It has taken me about 90 minutes to write an initial FIQL to LDAP converter which outputs the query formatted according to RFC 4515 and document it here.
I have copied most of the boiler-plate code from the FIQL to SQL converter and given how simple the LDAP query is it was very easy to finish it off fast. The point is that other custom converters (example FIQL to CQL) can likely be written even faster by copying and pasting the LDAP converter :-).
More work will likely need to be done to get RFC-4515 supported completely, but the converter should already be capable to support many simple or composite LDAP queries which do not use complex characters, etc.
You may want to ask why would not one support LDAP query language by directly encoding it into request URIs. There are two issues here, first, the LDAP language is not quite URI friendly, the second one is that it will leak the details about the data technology supporting a given REST endpoint.

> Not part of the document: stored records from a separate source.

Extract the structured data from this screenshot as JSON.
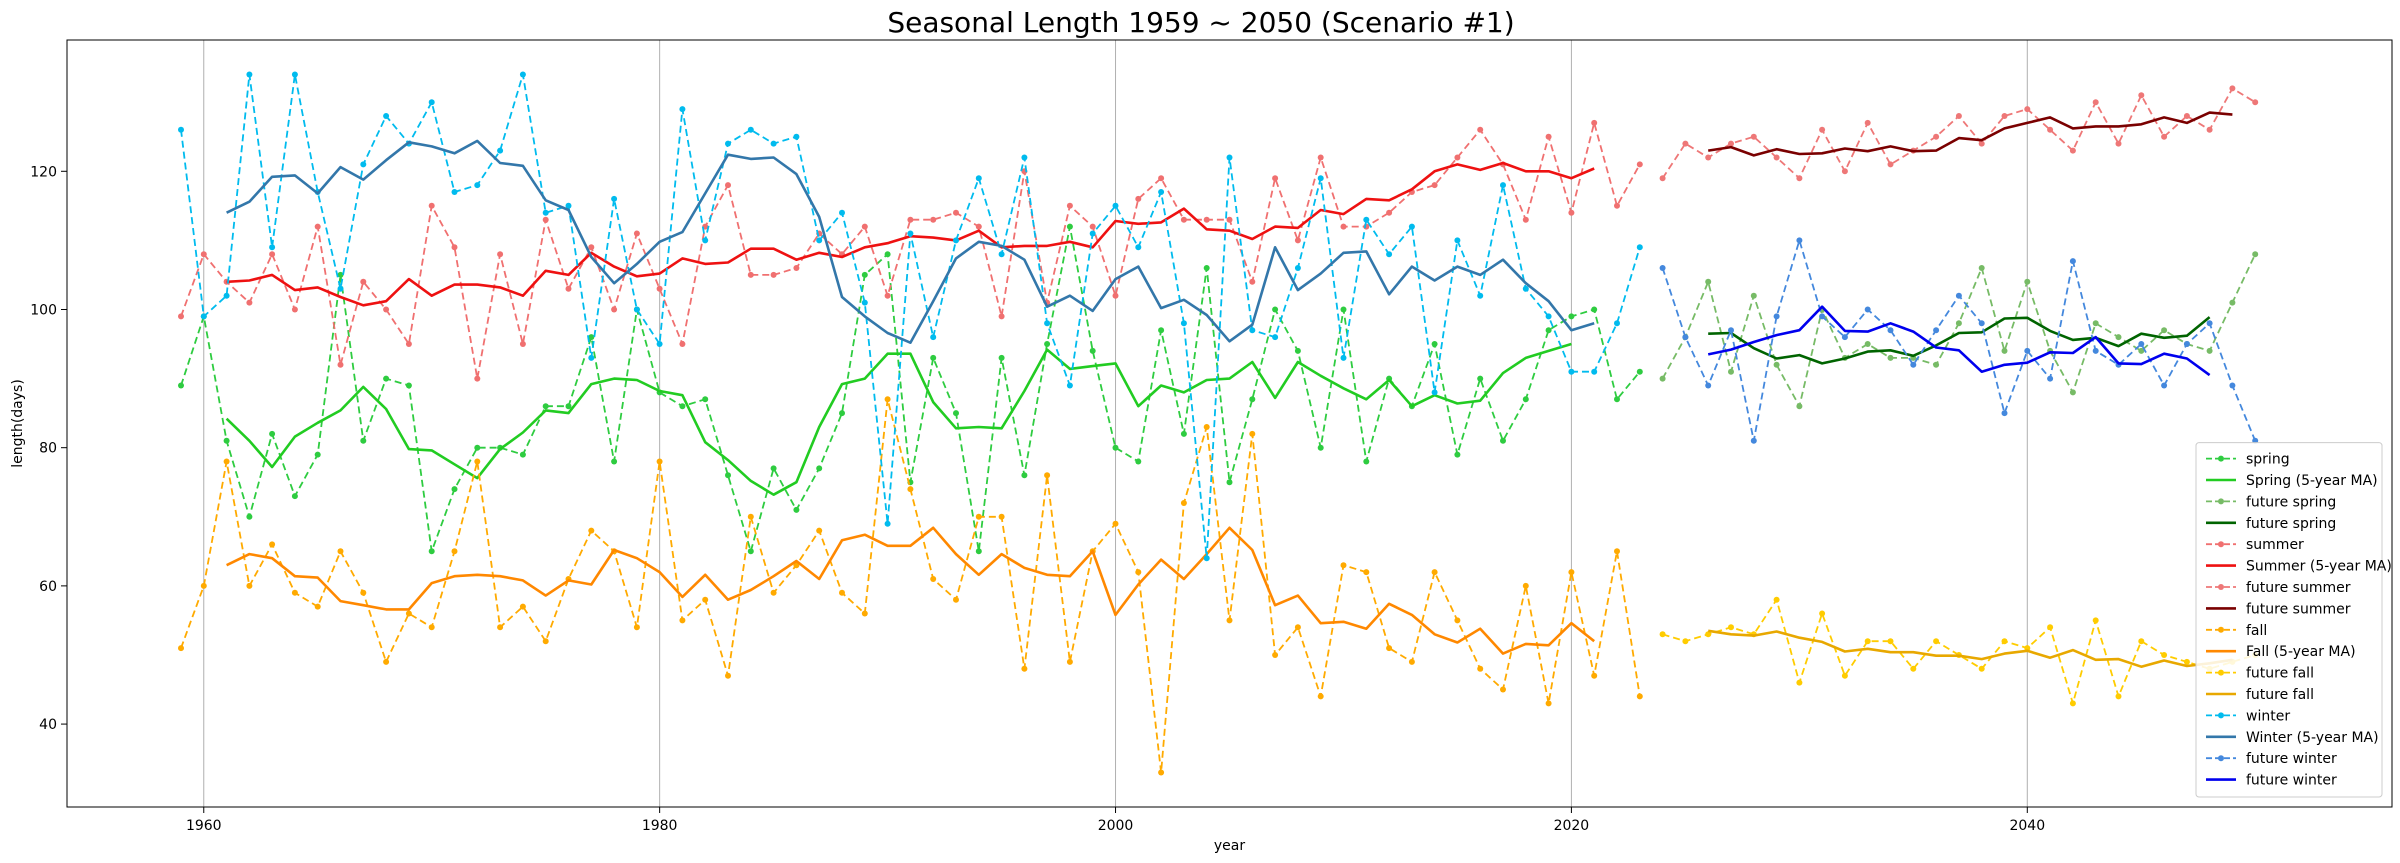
{
  "chart_data": {
    "type": "line",
    "title": "Seasonal Length 1959 ~ 2050 (Scenario #1)",
    "xlabel": "year",
    "ylabel": "length(days)",
    "xlim": [
      1954,
      2056
    ],
    "ylim": [
      28,
      139
    ],
    "xticks": [
      1960,
      1980,
      2000,
      2020,
      2040
    ],
    "yticks": [
      40,
      60,
      80,
      100,
      120
    ],
    "grid": "vertical",
    "legend_position": "bottom-right",
    "series": [
      {
        "name": "spring",
        "color": "#2ecc40",
        "style": "dashed-marker",
        "x0": 1959,
        "values": [
          89,
          99,
          81,
          70,
          82,
          73,
          79,
          105,
          81,
          90,
          89,
          65,
          74,
          80,
          80,
          79,
          86,
          86,
          96,
          78,
          100,
          88,
          86,
          87,
          76,
          65,
          77,
          71,
          77,
          85,
          105,
          108,
          75,
          93,
          85,
          65,
          93,
          76,
          95,
          112,
          94,
          80,
          78,
          97,
          82,
          106,
          75,
          87,
          100,
          94,
          80,
          100,
          78,
          90,
          86,
          95,
          79,
          90,
          81,
          87,
          97,
          99,
          100,
          87,
          91
        ]
      },
      {
        "name": "Spring (5-year MA)",
        "color": "#22cc22",
        "style": "solid",
        "x0": 1961,
        "values": [
          84.2,
          81.0,
          77.2,
          81.6,
          83.6,
          85.4,
          88.8,
          85.6,
          79.8,
          79.6,
          77.6,
          75.6,
          79.8,
          82.2,
          85.4,
          85.0,
          89.2,
          90.0,
          89.8,
          88.2,
          87.6,
          80.8,
          78.2,
          75.2,
          73.2,
          75.0,
          83.0,
          89.2,
          90.0,
          93.6,
          93.6,
          86.6,
          82.8,
          83.0,
          82.8,
          88.2,
          94.2,
          91.4,
          91.8,
          92.2,
          86.0,
          89.0,
          88.0,
          89.8,
          90.0,
          92.4,
          87.2,
          92.4,
          90.4,
          88.6,
          87.0,
          89.8,
          86.0,
          87.6,
          86.4,
          86.8,
          90.8,
          93.0,
          94.0,
          95.0
        ]
      },
      {
        "name": "future spring",
        "color": "#77bb66",
        "style": "dashed-marker",
        "x0": 2024,
        "values": [
          90,
          96,
          104,
          91,
          102,
          92,
          86,
          100,
          93,
          95,
          93,
          93,
          92,
          98,
          106,
          94,
          104,
          94,
          88,
          98,
          96,
          94,
          97,
          95,
          94,
          101,
          108
        ]
      },
      {
        "name": "future spring",
        "color": "#006400",
        "style": "solid",
        "x0": 2026,
        "values": [
          96.5,
          96.6,
          94.4,
          92.9,
          93.4,
          92.2,
          92.9,
          93.9,
          94.1,
          93.3,
          94.8,
          96.6,
          96.7,
          98.7,
          98.8,
          96.9,
          95.6,
          95.9,
          94.7,
          96.5,
          95.9,
          96.2,
          98.9
        ]
      },
      {
        "name": "summer",
        "color": "#f07070",
        "style": "dashed-marker",
        "x0": 1959,
        "values": [
          99,
          108,
          104,
          101,
          108,
          100,
          112,
          92,
          104,
          100,
          95,
          115,
          109,
          90,
          108,
          95,
          113,
          103,
          109,
          100,
          111,
          103,
          95,
          112,
          118,
          105,
          105,
          106,
          111,
          108,
          112,
          102,
          113,
          113,
          114,
          112,
          99,
          120,
          101,
          115,
          112,
          102,
          116,
          119,
          113,
          113,
          113,
          104,
          119,
          110,
          122,
          112,
          112,
          114,
          117,
          118,
          122,
          126,
          121,
          113,
          125,
          114,
          127,
          115,
          121
        ]
      },
      {
        "name": "Summer (5-year MA)",
        "color": "#ee1111",
        "style": "solid",
        "x0": 1961,
        "values": [
          104.0,
          104.2,
          105.0,
          102.8,
          103.2,
          101.8,
          100.6,
          101.2,
          104.4,
          102.0,
          103.6,
          103.6,
          103.2,
          102.0,
          105.6,
          105.0,
          108.2,
          106.2,
          104.8,
          105.2,
          107.4,
          106.6,
          106.8,
          108.8,
          108.8,
          107.2,
          108.2,
          107.6,
          109.0,
          109.6,
          110.6,
          110.4,
          110.0,
          111.4,
          109.0,
          109.2,
          109.2,
          109.8,
          109.0,
          112.8,
          112.4,
          112.6,
          114.6,
          111.6,
          111.4,
          110.2,
          112.0,
          111.8,
          114.4,
          113.8,
          116.0,
          115.8,
          117.4,
          120.0,
          121.0,
          120.2,
          121.2,
          120.0,
          120.0,
          119.0,
          120.4
        ]
      },
      {
        "name": "future summer",
        "color": "#ee7777",
        "style": "dashed-marker",
        "x0": 2024,
        "values": [
          119,
          124,
          122,
          124,
          125,
          122,
          119,
          126,
          120,
          127,
          121,
          123,
          125,
          128,
          124,
          128,
          129,
          126,
          123,
          130,
          124,
          131,
          125,
          128,
          126,
          132,
          130
        ]
      },
      {
        "name": "future summer",
        "color": "#7a0000",
        "style": "solid",
        "x0": 2026,
        "values": [
          123.0,
          123.5,
          122.3,
          123.2,
          122.5,
          122.6,
          123.3,
          122.9,
          123.6,
          122.9,
          123.0,
          124.8,
          124.5,
          126.2,
          127.0,
          127.8,
          126.2,
          126.5,
          126.5,
          126.8,
          127.8,
          127.0,
          128.5,
          128.2
        ]
      },
      {
        "name": "fall",
        "color": "#ffaa00",
        "style": "dashed-marker",
        "x0": 1959,
        "values": [
          51,
          60,
          78,
          60,
          66,
          59,
          57,
          65,
          59,
          49,
          56,
          54,
          65,
          78,
          54,
          57,
          52,
          61,
          68,
          65,
          54,
          78,
          55,
          58,
          47,
          70,
          59,
          63,
          68,
          59,
          56,
          87,
          74,
          61,
          58,
          70,
          70,
          48,
          76,
          49,
          65,
          69,
          62,
          33,
          72,
          83,
          55,
          82,
          50,
          54,
          44,
          63,
          62,
          51,
          49,
          62,
          55,
          48,
          45,
          60,
          43,
          62,
          47,
          65,
          44
        ]
      },
      {
        "name": "Fall (5-year MA)",
        "color": "#ff8800",
        "style": "solid",
        "x0": 1961,
        "values": [
          63.0,
          64.6,
          64.0,
          61.4,
          61.2,
          57.8,
          57.2,
          56.6,
          56.6,
          60.4,
          61.4,
          61.6,
          61.4,
          60.8,
          58.6,
          60.8,
          60.2,
          65.2,
          64.0,
          62.0,
          58.4,
          61.6,
          58.0,
          59.4,
          61.4,
          63.6,
          61.0,
          66.6,
          67.4,
          65.8,
          65.8,
          68.4,
          64.6,
          61.6,
          64.6,
          62.6,
          61.6,
          61.4,
          65.0,
          55.8,
          60.2,
          63.8,
          61.0,
          64.6,
          68.4,
          65.2,
          57.2,
          58.6,
          54.6,
          54.8,
          53.8,
          57.4,
          55.8,
          53.0,
          51.8,
          53.8,
          50.2,
          51.6,
          51.4,
          54.6,
          52.0
        ]
      },
      {
        "name": "future fall",
        "color": "#ffcc00",
        "style": "dashed-marker",
        "x0": 2024,
        "values": [
          53,
          52,
          53,
          54,
          53,
          58,
          46,
          56,
          47,
          52,
          52,
          48,
          52,
          50,
          48,
          52,
          51,
          54,
          43,
          55,
          44,
          52,
          50,
          49,
          48,
          49,
          50
        ]
      },
      {
        "name": "future fall",
        "color": "#e8a800",
        "style": "solid",
        "x0": 2026,
        "values": [
          53.5,
          53.0,
          52.8,
          53.4,
          52.5,
          51.9,
          50.5,
          50.9,
          50.4,
          50.4,
          49.9,
          49.9,
          49.4,
          50.2,
          50.6,
          49.6,
          50.7,
          49.3,
          49.4,
          48.3,
          49.2,
          48.4,
          48.8,
          49.3
        ]
      },
      {
        "name": "winter",
        "color": "#00bbee",
        "style": "dashed-marker",
        "x0": 1959,
        "values": [
          126,
          99,
          102,
          134,
          109,
          134,
          117,
          103,
          121,
          128,
          124,
          130,
          117,
          118,
          123,
          134,
          114,
          115,
          93,
          116,
          100,
          95,
          129,
          110,
          124,
          126,
          124,
          125,
          110,
          114,
          101,
          69,
          111,
          96,
          110,
          119,
          108,
          122,
          98,
          89,
          111,
          115,
          109,
          117,
          98,
          64,
          122,
          97,
          96,
          106,
          119,
          93,
          113,
          108,
          112,
          88,
          110,
          102,
          118,
          103,
          99,
          91,
          91,
          98,
          109
        ]
      },
      {
        "name": "Winter (5-year MA)",
        "color": "#3377aa",
        "style": "solid",
        "x0": 1961,
        "values": [
          114.0,
          115.6,
          119.2,
          119.4,
          116.8,
          120.6,
          118.8,
          121.6,
          124.2,
          123.6,
          122.6,
          124.4,
          121.2,
          120.8,
          115.8,
          114.4,
          107.6,
          103.8,
          106.6,
          109.8,
          111.2,
          116.8,
          122.4,
          121.8,
          122.0,
          119.6,
          113.4,
          101.8,
          99.0,
          96.6,
          95.2,
          101.2,
          107.4,
          109.8,
          109.2,
          107.2,
          100.4,
          102.0,
          99.8,
          104.4,
          106.2,
          100.2,
          101.4,
          99.2,
          95.4,
          97.8,
          109.0,
          102.8,
          105.2,
          108.2,
          108.4,
          102.2,
          106.2,
          104.2,
          106.2,
          105.0,
          107.2,
          103.8,
          101.2,
          97.0,
          98.0
        ]
      },
      {
        "name": "future winter",
        "color": "#4488dd",
        "style": "dashed-marker",
        "x0": 2024,
        "values": [
          106,
          96,
          89,
          97,
          81,
          99,
          110,
          99,
          96,
          100,
          97,
          92,
          97,
          102,
          98,
          85,
          94,
          90,
          107,
          94,
          92,
          95,
          89,
          95,
          98,
          89,
          81
        ]
      },
      {
        "name": "future winter",
        "color": "#0000ee",
        "style": "solid",
        "x0": 2026,
        "values": [
          93.5,
          94.2,
          95.3,
          96.3,
          97.0,
          100.4,
          96.9,
          96.8,
          98.0,
          96.8,
          94.5,
          94.1,
          91.0,
          92.0,
          92.3,
          93.8,
          93.7,
          96.0,
          92.2,
          92.1,
          93.6,
          92.9,
          90.5
        ]
      }
    ]
  }
}
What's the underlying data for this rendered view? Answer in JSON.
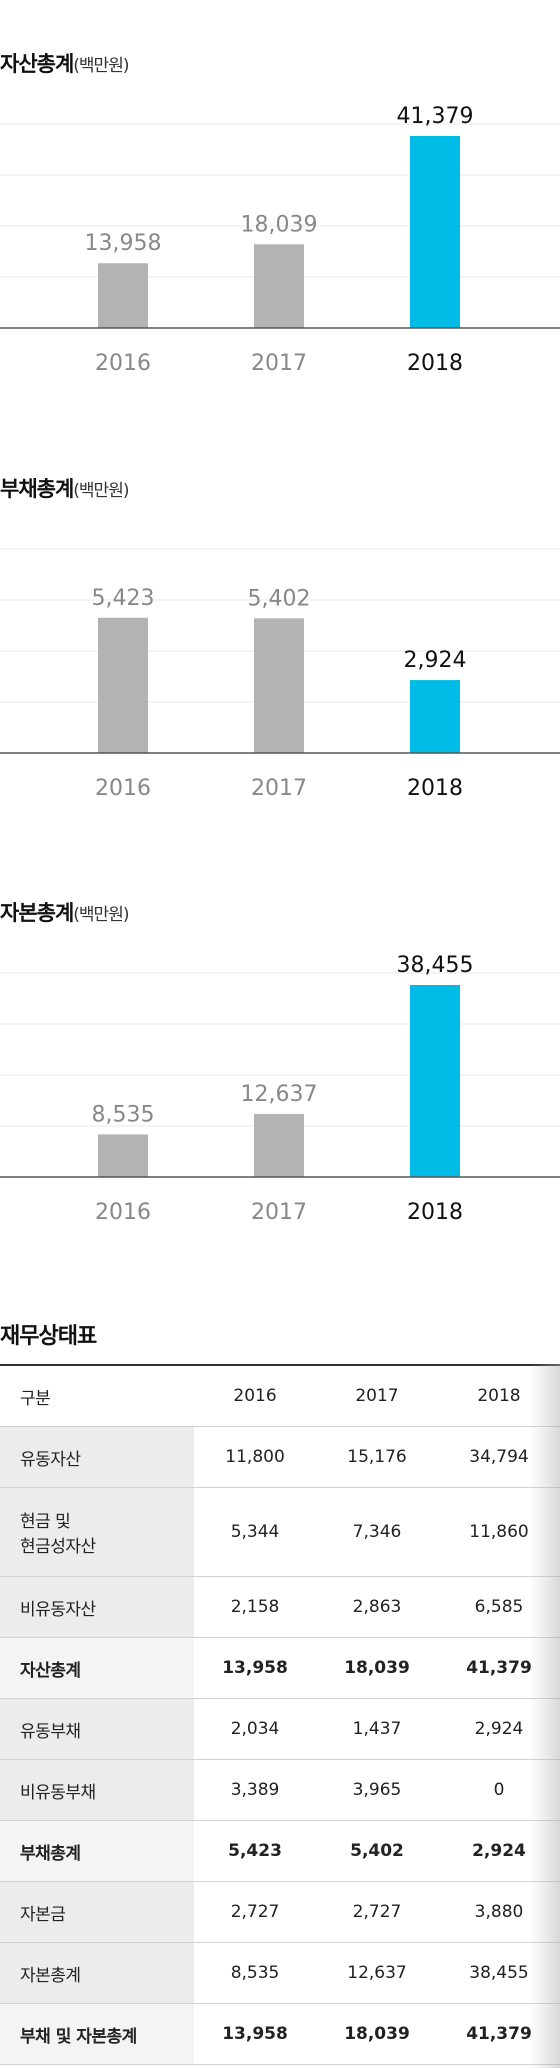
{
  "chart_data": [
    {
      "type": "bar",
      "title": "자산총계",
      "unit": "(백만원)",
      "categories": [
        "2016",
        "2017",
        "2018"
      ],
      "values": [
        13958,
        18039,
        41379
      ],
      "value_labels": [
        "13,958",
        "18,039",
        "41,379"
      ],
      "highlight_index": 2,
      "ylim": [
        0,
        41379
      ],
      "grid": true
    },
    {
      "type": "bar",
      "title": "부채총계",
      "unit": "(백만원)",
      "categories": [
        "2016",
        "2017",
        "2018"
      ],
      "values": [
        5423,
        5402,
        2924
      ],
      "value_labels": [
        "5,423",
        "5,402",
        "2,924"
      ],
      "highlight_index": 2,
      "ylim": [
        0,
        7700
      ],
      "grid": true
    },
    {
      "type": "bar",
      "title": "자본총계",
      "unit": "(백만원)",
      "categories": [
        "2016",
        "2017",
        "2018"
      ],
      "values": [
        8535,
        12637,
        38455
      ],
      "value_labels": [
        "8,535",
        "12,637",
        "38,455"
      ],
      "highlight_index": 2,
      "ylim": [
        0,
        38455
      ],
      "grid": true
    }
  ],
  "colors": {
    "bar": "#b3b3b3",
    "highlight": "#00bbe6",
    "axis": "#555555",
    "grid": "#e8e8e8",
    "label": "#888888",
    "highlight_label": "#111111"
  },
  "table": {
    "title": "재무상태표",
    "headers": [
      "구분",
      "2016",
      "2017",
      "2018"
    ],
    "rows": [
      {
        "label": "유동자산",
        "values": [
          "11,800",
          "15,176",
          "34,794"
        ],
        "bold": false
      },
      {
        "label": "현금 및\n현금성자산",
        "values": [
          "5,344",
          "7,346",
          "11,860"
        ],
        "bold": false,
        "tall": true
      },
      {
        "label": "비유동자산",
        "values": [
          "2,158",
          "2,863",
          "6,585"
        ],
        "bold": false
      },
      {
        "label": "자산총계",
        "values": [
          "13,958",
          "18,039",
          "41,379"
        ],
        "bold": true
      },
      {
        "label": "유동부채",
        "values": [
          "2,034",
          "1,437",
          "2,924"
        ],
        "bold": false
      },
      {
        "label": "비유동부채",
        "values": [
          "3,389",
          "3,965",
          "0"
        ],
        "bold": false
      },
      {
        "label": "부채총계",
        "values": [
          "5,423",
          "5,402",
          "2,924"
        ],
        "bold": true
      },
      {
        "label": "자본금",
        "values": [
          "2,727",
          "2,727",
          "3,880"
        ],
        "bold": false
      },
      {
        "label": "자본총계",
        "values": [
          "8,535",
          "12,637",
          "38,455"
        ],
        "bold": false
      },
      {
        "label": "부채 및 자본총계",
        "values": [
          "13,958",
          "18,039",
          "41,379"
        ],
        "bold": true
      }
    ]
  }
}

This is why FIQL or other dedicated language like OData is the way to go for doing medium complexity queries over HTTP. It is easy to read and it lets the users completely encapsulate the data source details.
I think with this latest update CXF Search extension has enough 'material' for users to start experimenting with using FIQL on top of the well-known and traditional data sources.
I can nearly see some of you starting thinking of creating some cool UI search module which will let users do more interesting search queries over the containers such as LDAP stores or OSGI runtimes with this new converter and may be even sharing the tested queries with the other users who may find it useful.
The next phase is to get FIQL a bit closer to all those No SQL data stores and it should be quite interesting.